Christian Zionists are anticipating, and hoping for a war to end all wars, and a resulting Christian world that they claim will vanquish evil and bring peace. Only those who accept Jesus as their savior will benefit from these events that Christian Zionists claim the Bible predicts will happen. Nonbelievers—including Jews and Muslims—will not survive them.

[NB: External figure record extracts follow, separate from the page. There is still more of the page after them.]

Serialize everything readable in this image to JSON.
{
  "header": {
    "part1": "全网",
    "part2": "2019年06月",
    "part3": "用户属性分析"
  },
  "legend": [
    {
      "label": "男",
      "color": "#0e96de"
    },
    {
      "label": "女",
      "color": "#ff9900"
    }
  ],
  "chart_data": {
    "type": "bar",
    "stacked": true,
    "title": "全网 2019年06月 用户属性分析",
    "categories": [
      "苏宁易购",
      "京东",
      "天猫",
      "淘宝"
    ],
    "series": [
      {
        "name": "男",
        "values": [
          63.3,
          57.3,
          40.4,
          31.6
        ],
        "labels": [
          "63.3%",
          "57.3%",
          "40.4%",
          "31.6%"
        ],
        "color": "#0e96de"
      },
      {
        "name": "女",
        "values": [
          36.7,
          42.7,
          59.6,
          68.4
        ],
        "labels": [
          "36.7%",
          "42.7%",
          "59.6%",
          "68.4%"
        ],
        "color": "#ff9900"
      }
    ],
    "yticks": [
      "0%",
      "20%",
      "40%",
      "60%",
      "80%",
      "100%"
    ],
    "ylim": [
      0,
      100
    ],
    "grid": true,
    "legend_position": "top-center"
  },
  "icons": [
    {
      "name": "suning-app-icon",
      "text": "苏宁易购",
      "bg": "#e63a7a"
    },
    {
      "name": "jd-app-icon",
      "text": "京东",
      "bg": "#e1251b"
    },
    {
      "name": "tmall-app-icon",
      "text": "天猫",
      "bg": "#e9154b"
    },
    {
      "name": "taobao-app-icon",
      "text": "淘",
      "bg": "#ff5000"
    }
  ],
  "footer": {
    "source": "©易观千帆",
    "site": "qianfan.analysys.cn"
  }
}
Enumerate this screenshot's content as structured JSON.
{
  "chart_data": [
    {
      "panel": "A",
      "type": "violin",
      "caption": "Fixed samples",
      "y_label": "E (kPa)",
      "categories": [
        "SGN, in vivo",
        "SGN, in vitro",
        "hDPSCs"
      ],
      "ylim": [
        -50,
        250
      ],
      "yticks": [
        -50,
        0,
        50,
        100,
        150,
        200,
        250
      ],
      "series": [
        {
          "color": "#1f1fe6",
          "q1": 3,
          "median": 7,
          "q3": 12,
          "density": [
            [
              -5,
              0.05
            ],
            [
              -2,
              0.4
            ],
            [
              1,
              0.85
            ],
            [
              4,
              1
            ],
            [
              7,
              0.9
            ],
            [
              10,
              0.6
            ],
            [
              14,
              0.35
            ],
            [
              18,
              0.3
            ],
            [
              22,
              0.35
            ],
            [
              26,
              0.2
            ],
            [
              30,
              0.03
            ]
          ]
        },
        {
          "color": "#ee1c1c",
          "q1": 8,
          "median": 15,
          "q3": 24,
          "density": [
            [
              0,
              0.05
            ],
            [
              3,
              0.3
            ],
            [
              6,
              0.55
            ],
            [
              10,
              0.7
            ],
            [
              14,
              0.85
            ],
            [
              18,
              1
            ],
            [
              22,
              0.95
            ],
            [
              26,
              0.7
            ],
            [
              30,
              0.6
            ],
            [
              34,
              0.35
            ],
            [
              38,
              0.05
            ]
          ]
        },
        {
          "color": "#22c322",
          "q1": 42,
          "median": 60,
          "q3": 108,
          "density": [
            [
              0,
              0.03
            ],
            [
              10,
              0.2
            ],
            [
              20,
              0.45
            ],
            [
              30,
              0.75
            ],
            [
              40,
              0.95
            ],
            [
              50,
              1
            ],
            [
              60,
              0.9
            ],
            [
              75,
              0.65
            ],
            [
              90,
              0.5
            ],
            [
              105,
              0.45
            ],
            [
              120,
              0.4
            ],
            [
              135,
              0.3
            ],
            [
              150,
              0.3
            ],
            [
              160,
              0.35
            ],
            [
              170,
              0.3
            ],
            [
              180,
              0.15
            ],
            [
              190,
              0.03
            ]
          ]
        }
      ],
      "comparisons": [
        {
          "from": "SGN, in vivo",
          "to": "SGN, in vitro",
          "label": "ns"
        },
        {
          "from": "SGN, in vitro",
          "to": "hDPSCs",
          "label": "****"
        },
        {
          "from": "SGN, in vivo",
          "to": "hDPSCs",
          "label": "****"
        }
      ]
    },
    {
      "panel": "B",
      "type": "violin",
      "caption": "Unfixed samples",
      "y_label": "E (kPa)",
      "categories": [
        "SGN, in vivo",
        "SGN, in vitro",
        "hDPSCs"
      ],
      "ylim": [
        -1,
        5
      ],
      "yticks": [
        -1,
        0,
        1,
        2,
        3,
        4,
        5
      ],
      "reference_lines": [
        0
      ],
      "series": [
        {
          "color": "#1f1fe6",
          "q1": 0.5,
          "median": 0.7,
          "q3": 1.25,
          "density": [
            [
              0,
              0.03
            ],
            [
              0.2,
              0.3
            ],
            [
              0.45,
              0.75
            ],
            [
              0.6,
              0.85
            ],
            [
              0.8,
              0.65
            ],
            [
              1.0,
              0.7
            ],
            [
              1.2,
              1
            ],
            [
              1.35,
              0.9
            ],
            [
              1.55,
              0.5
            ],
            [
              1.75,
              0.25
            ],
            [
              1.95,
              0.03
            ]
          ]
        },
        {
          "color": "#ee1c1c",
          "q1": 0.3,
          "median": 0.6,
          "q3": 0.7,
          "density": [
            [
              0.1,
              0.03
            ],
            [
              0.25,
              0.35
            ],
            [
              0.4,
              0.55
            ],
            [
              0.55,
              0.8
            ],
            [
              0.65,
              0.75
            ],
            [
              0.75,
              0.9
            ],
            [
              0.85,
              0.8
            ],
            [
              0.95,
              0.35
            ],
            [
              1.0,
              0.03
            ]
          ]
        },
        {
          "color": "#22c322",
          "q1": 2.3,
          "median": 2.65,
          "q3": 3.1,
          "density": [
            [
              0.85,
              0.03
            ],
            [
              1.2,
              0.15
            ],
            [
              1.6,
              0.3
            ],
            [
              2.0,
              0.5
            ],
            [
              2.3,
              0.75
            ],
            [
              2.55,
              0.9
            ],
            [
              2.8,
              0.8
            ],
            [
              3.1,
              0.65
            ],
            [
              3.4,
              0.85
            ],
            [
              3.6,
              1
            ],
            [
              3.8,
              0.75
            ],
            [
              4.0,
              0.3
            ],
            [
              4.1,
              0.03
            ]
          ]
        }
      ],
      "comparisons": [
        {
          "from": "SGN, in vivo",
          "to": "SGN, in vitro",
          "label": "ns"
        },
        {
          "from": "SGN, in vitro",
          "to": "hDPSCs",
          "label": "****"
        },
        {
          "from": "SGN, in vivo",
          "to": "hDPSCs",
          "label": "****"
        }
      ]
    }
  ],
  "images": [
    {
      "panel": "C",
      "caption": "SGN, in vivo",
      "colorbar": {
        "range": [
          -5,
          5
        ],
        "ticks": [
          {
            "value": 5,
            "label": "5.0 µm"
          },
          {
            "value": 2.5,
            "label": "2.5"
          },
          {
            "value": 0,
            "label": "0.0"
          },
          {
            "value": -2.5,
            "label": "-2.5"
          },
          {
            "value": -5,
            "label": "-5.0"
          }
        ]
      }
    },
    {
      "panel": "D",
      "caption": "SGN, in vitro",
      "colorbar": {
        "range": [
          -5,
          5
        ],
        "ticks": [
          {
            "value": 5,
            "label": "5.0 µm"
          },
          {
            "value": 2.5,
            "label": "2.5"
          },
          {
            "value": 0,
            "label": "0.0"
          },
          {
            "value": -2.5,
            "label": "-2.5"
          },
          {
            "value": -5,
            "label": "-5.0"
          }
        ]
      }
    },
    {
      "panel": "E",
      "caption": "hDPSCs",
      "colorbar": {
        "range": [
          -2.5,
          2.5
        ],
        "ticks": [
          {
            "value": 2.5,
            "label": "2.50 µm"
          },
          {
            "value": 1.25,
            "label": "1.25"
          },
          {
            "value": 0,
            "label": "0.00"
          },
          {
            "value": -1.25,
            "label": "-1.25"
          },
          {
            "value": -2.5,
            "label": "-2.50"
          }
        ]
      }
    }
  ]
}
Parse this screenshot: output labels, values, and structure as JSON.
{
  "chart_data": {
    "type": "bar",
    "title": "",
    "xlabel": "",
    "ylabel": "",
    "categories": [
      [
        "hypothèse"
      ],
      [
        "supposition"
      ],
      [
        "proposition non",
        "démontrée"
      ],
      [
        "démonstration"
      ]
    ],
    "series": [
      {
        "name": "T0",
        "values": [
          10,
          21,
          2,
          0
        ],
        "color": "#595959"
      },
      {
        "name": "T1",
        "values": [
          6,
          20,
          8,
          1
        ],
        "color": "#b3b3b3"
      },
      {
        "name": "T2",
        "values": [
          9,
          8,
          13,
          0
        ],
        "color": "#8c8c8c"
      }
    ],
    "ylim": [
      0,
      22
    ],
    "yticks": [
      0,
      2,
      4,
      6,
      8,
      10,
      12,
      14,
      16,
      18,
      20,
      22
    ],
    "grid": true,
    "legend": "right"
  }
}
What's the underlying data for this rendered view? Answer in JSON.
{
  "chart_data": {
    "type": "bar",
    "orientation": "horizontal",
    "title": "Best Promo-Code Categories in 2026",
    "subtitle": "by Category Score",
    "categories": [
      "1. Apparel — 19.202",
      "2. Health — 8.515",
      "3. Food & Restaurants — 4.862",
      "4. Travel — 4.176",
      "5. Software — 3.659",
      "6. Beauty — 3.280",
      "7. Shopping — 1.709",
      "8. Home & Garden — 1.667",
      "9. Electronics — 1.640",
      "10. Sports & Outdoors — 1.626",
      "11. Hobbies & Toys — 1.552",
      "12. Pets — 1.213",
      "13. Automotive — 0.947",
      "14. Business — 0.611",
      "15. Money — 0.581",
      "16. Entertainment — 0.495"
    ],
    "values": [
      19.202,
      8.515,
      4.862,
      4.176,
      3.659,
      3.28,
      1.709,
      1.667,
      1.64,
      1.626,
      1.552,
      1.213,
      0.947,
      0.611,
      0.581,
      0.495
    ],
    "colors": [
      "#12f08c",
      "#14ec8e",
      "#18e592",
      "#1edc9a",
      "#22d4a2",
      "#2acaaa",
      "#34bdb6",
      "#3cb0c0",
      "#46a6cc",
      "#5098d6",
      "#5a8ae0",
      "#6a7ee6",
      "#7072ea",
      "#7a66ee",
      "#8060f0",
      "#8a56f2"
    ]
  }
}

It must be understood that hiding behind evangelical support for Israel is an authoritarian Christian nationalist ideology—that God is about to force the whole world to become Christian, and they are leading that charge. God will bless their efforts to Christianize the world, and the Israel-Hamas War is just part of the process.
And sadly, what happens to real people in the real world right now really doesn’t matter very much to them at all.
Robert D. Crux, Ed.S, worked as a teacher, principal, and superintendent of schools over a period of 35 years in Adventist education before retiring in 2016 to Lawton, Michigan, where he enjoys writing, reading, biking, model railroading, and, most of all, his grandchildren.